Do you ever wish you could look into your future to see what it’s like?
Well I think in my dream the other night I looked into the past.
1950s/60s I think.
It was definitely some small town on the upper Queensland coast, and I definitely knew it was Queensland, and I definitely knew it was the 50s/60s.
I cared for an injured war vet (I don’t even know if we were at war back then, and he was played by a certain hunky blond Aussie actor who’s recently done Kellogs Just Right ads) but even though he seemed to get better, he was told he was dying. He wrote four letters, one to me, one to my grandfather (I have no idea why), and two others.

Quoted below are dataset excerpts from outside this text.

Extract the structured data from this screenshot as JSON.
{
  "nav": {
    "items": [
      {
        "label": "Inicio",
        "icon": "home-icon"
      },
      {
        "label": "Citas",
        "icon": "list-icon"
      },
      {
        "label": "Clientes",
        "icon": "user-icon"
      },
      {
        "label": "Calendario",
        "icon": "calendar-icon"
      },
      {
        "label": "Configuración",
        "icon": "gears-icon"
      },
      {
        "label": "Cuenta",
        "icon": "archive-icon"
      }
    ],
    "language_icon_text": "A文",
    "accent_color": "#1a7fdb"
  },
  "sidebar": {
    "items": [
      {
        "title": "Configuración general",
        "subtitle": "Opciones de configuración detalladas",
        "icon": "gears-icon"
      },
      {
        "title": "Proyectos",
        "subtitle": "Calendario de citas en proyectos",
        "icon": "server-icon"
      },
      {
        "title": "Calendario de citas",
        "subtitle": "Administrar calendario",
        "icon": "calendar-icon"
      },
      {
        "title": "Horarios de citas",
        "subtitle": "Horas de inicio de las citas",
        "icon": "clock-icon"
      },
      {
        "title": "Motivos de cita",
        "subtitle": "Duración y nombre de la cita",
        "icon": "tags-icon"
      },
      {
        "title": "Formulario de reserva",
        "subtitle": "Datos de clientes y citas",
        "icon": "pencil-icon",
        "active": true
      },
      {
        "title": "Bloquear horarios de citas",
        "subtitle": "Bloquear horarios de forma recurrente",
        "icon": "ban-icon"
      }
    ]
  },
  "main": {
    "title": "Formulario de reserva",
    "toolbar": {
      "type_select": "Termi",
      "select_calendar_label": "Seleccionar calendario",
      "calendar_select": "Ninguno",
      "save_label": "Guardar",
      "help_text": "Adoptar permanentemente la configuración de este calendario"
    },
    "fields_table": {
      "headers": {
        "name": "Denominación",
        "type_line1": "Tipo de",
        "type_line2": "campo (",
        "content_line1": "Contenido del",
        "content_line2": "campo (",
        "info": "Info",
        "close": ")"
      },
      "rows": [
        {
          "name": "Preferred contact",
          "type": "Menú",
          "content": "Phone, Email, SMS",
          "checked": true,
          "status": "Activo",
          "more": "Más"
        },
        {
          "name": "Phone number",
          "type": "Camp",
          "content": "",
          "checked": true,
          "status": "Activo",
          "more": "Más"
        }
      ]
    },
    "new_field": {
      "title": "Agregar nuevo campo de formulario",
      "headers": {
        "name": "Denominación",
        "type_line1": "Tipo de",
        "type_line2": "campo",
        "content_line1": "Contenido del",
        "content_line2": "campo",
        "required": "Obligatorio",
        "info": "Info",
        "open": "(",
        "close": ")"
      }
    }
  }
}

Then poof, he disappeared.
I was told he was dead and refused to believe it, finding out I was pregnant to him and being made to move to the main city an hour away with my male cousin, (no idea who that was).
I had my baby and worked, saving what I could while my blonde, blue eyed son grew to the age of three. After his birthday I kept getting strange feelings that I should return to my home town. At first I didn’t understand why, as I never wanted to return to the place I lost the love of my life, but the desire to return grew until I packed our bags and headed south to the town once again in our old Dodge truck. (I’m not sure it was an actual Dodge but I just kept getting the feeling it was).
I arrived and went straight to the garage I had either worked in, or my family owned, and after getting out and walking my son into the main area I saw him. The man that I was told was dead, kissing a girl!!!!!
They didn’t see me, see us, and I was in absolute shock at the sight of him.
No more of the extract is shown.